Um médico ortopedista foi condenado a dez anos de prisão por cobrar de pacientes procedimentos realizados exclusivamente pelo Sistema Único de Saúde (SUS), em Toledo, no oeste do Paraná. A decisão foi proferida pela Justiça nesta terça-feira (10/2), após denúncia do Ministério Público do Paraná (MPPR).

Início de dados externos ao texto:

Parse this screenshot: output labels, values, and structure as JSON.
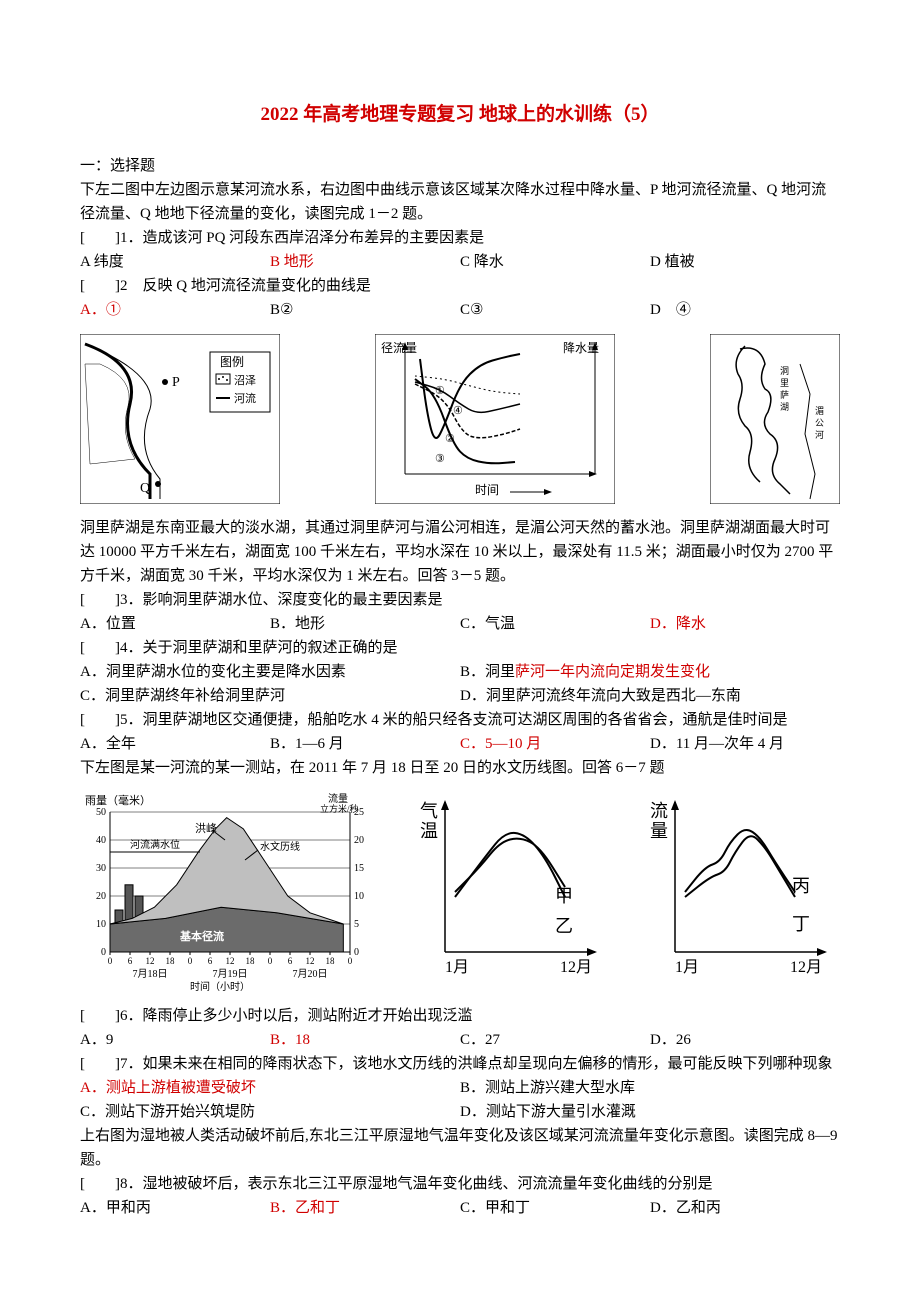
{
  "title": "2022 年高考地理专题复习 地球上的水训练（5）",
  "section1": "一：选择题",
  "intro12": "下左二图中左边图示意某河流水系，右边图中曲线示意该区域某次降水过程中降水量、P 地河流径流量、Q 地河流径流量、Q 地地下径流量的变化，读图完成 1－2 题。",
  "q1": {
    "prefix": "[　　]1．",
    "text": "造成该河 PQ 河段东西岸沼泽分布差异的主要因素是",
    "a": "A 纬度",
    "b": "B 地形",
    "c": "C 降水",
    "d": "D 植被",
    "ans": "b"
  },
  "q2": {
    "prefix": "[　　]2",
    "text": "　反映 Q 地河流径流量变化的曲线是",
    "a": "A．①",
    "b": "B②",
    "c": "C③",
    "d": "D　④",
    "ans": "a"
  },
  "fig1": {
    "legend_title": "图例",
    "legend_swamp": "沼泽",
    "legend_river": "河流",
    "p_label": "P",
    "q_label": "Q",
    "swamp_fill": "#888",
    "river_stroke": "#000"
  },
  "fig2": {
    "ylabel": "径流量",
    "ylabel2": "降水量",
    "xlabel": "时间",
    "labels": [
      "①",
      "②",
      "③",
      "④"
    ],
    "curves": {
      "1": [
        [
          10,
          95
        ],
        [
          30,
          80
        ],
        [
          48,
          30
        ],
        [
          62,
          15
        ],
        [
          85,
          10
        ],
        [
          110,
          12
        ]
      ],
      "2": [
        [
          10,
          90
        ],
        [
          40,
          75
        ],
        [
          58,
          40
        ],
        [
          75,
          35
        ],
        [
          100,
          40
        ],
        [
          115,
          45
        ]
      ],
      "3": [
        [
          10,
          98
        ],
        [
          40,
          95
        ],
        [
          65,
          88
        ],
        [
          90,
          82
        ],
        [
          115,
          80
        ]
      ],
      "4": [
        [
          10,
          92
        ],
        [
          35,
          85
        ],
        [
          55,
          70
        ],
        [
          72,
          60
        ],
        [
          95,
          65
        ],
        [
          115,
          70
        ]
      ]
    },
    "precip": [
      [
        15,
        5
      ],
      [
        22,
        60
      ],
      [
        30,
        90
      ],
      [
        40,
        70
      ],
      [
        55,
        30
      ],
      [
        75,
        10
      ],
      [
        100,
        3
      ],
      [
        115,
        0
      ]
    ]
  },
  "fig3": {
    "river_path": [
      [
        20,
        10
      ],
      [
        35,
        25
      ],
      [
        28,
        45
      ],
      [
        40,
        60
      ],
      [
        30,
        85
      ],
      [
        45,
        110
      ],
      [
        60,
        130
      ]
    ]
  },
  "intro35": "洞里萨湖是东南亚最大的淡水湖，其通过洞里萨河与湄公河相连，是湄公河天然的蓄水池。洞里萨湖湖面最大时可达 10000 平方千米左右，湖面宽 100 千米左右，平均水深在 10 米以上，最深处有 11.5 米；湖面最小时仅为 2700 平方千米，湖面宽 30 千米，平均水深仅为 1 米左右。回答 3－5 题。",
  "q3": {
    "prefix": "[　　]3．",
    "text": "影响洞里萨湖水位、深度变化的最主要因素是",
    "a": "A．位置",
    "b": "B．地形",
    "c": "C．气温",
    "d": "D．降水",
    "ans": "d"
  },
  "q4": {
    "prefix": "[　　]4．",
    "text": "关于洞里萨湖和里萨河的叙述正确的是",
    "a": "A．洞里萨湖水位的变化主要是降水因素",
    "b": "B．洞里萨河一年内流向定期发生变化",
    "b1": "B．洞里",
    "b2": "萨河一年内流向定期发生变化",
    "c": "C．洞里萨湖终年补给洞里萨河",
    "d": "D．洞里萨河流终年流向大致是西北—东南",
    "ans": "b"
  },
  "q5": {
    "prefix": "[　　]5．",
    "text": "洞里萨湖地区交通便捷，船舶吃水 4 米的船只经各支流可达湖区周围的各省省会，通航是佳时间是",
    "a": "A．全年",
    "b": "B．1—6 月",
    "c": "C．5—10 月",
    "d": "D．11 月—次年 4 月",
    "ans": "c"
  },
  "intro67": "下左图是某一河流的某一测站，在 2011 年 7 月 18 日至 20 日的水文历线图。回答 6－7 题",
  "hydrograph": {
    "type": "line",
    "title_rain": "雨量（毫米）",
    "title_flow": "流量\\n立方米/秒",
    "ylim_rain": [
      0,
      50
    ],
    "ytick_rain": [
      0,
      10,
      20,
      30,
      40,
      50
    ],
    "ylim_flow": [
      0,
      25
    ],
    "ytick_flow": [
      0,
      5,
      10,
      15,
      20,
      25
    ],
    "xlabel": "时间（小时）",
    "dates": [
      "7月18日",
      "7月19日",
      "7月20日"
    ],
    "ticks": [
      "0",
      "6",
      "12",
      "18",
      "0",
      "6",
      "12",
      "18",
      "0",
      "6",
      "12",
      "18",
      "0"
    ],
    "label_peak": "洪峰",
    "label_curve": "水文历线",
    "label_base": "基本径流",
    "label_stage": "河流满水位",
    "rain_bars": [
      {
        "x": 0,
        "h": 15
      },
      {
        "x": 1,
        "h": 24
      },
      {
        "x": 2,
        "h": 20
      },
      {
        "x": 3,
        "h": 8
      }
    ],
    "flood_curve": [
      [
        0,
        5
      ],
      [
        20,
        6
      ],
      [
        40,
        8
      ],
      [
        60,
        12
      ],
      [
        80,
        18
      ],
      [
        95,
        22
      ],
      [
        105,
        24
      ],
      [
        120,
        22
      ],
      [
        140,
        16
      ],
      [
        160,
        10
      ],
      [
        180,
        7
      ],
      [
        210,
        5
      ]
    ],
    "base_curve": [
      [
        0,
        5
      ],
      [
        50,
        6
      ],
      [
        100,
        8
      ],
      [
        150,
        7
      ],
      [
        210,
        5
      ]
    ],
    "colors": {
      "rain": "#555",
      "flood_fill": "#bfbfbf",
      "base_fill": "#6b6b6b",
      "line": "#000",
      "bg": "#ffffff"
    }
  },
  "tempchart1": {
    "ylabel": "气温",
    "xmin": "1月",
    "xmax": "12月",
    "curve_jia": {
      "label": "甲",
      "path": [
        [
          10,
          80
        ],
        [
          35,
          55
        ],
        [
          55,
          30
        ],
        [
          75,
          25
        ],
        [
          95,
          35
        ],
        [
          120,
          75
        ]
      ]
    },
    "curve_yi": {
      "label": "乙",
      "path": [
        [
          10,
          85
        ],
        [
          40,
          45
        ],
        [
          60,
          20
        ],
        [
          80,
          22
        ],
        [
          100,
          45
        ],
        [
          120,
          85
        ]
      ]
    }
  },
  "tempchart2": {
    "ylabel": "流量",
    "xmin": "1月",
    "xmax": "12月",
    "curve_bing": {
      "label": "丙",
      "path": [
        [
          10,
          80
        ],
        [
          30,
          55
        ],
        [
          45,
          50
        ],
        [
          55,
          30
        ],
        [
          70,
          15
        ],
        [
          85,
          25
        ],
        [
          100,
          50
        ],
        [
          120,
          80
        ]
      ]
    },
    "curve_ding": {
      "label": "丁",
      "path": [
        [
          10,
          85
        ],
        [
          35,
          65
        ],
        [
          50,
          60
        ],
        [
          60,
          40
        ],
        [
          75,
          20
        ],
        [
          90,
          35
        ],
        [
          105,
          60
        ],
        [
          120,
          85
        ]
      ]
    }
  },
  "q6": {
    "prefix": "[　　]6．",
    "text": "降雨停止多少小时以后，测站附近才开始出现泛滥",
    "a": "A．9",
    "b": "B．18",
    "c": "C．27",
    "d": "D．26",
    "ans": "b"
  },
  "q7": {
    "prefix": "[　　]7．",
    "text": "如果未来在相同的降雨状态下，该地水文历线的洪峰点却呈现向左偏移的情形，最可能反映下列哪种现象",
    "a": "A．测站上游植被遭受破坏",
    "b": "B．测站上游兴建大型水库",
    "c": "C．测站下游开始兴筑堤防",
    "d": "D．测站下游大量引水灌溉",
    "ans": "a"
  },
  "intro89": "上右图为湿地被人类活动破坏前后,东北三江平原湿地气温年变化及该区域某河流流量年变化示意图。读图完成 8—9 题。",
  "q8": {
    "prefix": "[　　]8．",
    "text": "湿地被破坏后，表示东北三江平原湿地气温年变化曲线、河流流量年变化曲线的分别是",
    "a": "A．甲和丙",
    "b": "B．乙和丁",
    "c": "C．甲和丁",
    "d": "D．乙和丙",
    "ans": "b"
  }
}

Segundo o MP, o médico exigiu e recebeu pagamentos de pacientes e familiares para fazer cirurgias pelo SUS. As cobranças ocorreram entre 2015 e 2017 e variavam de R$ 50 a R$ 200. Ao todo, 11 episódios foram enquadrados como crime de corrupção passiva.

De acordo com as investigações, os valores eram solicitados durante consultas ou no próprio ambiente hospitalar. O profissional alegava que o dinheiro seria destinado ao pagamento de anestesista ou de serviços supostamente não cobertos pelo SUS.

O Ministério Público afirma que muitos pacientes não tinham condições financeiras de arcar com as cobranças e chegaram a contrair dívidas para conseguir realizar os procedimentos médicos.

Além da pena de dez anos de reclusão em regime inicial fechado, o homem foi condenado a pagar 250 dias-multa. Cada dia-multa corresponde a meio salário mínimo vigente à época dos fatos apurados, podendo ultrapassar R$ 100 mil.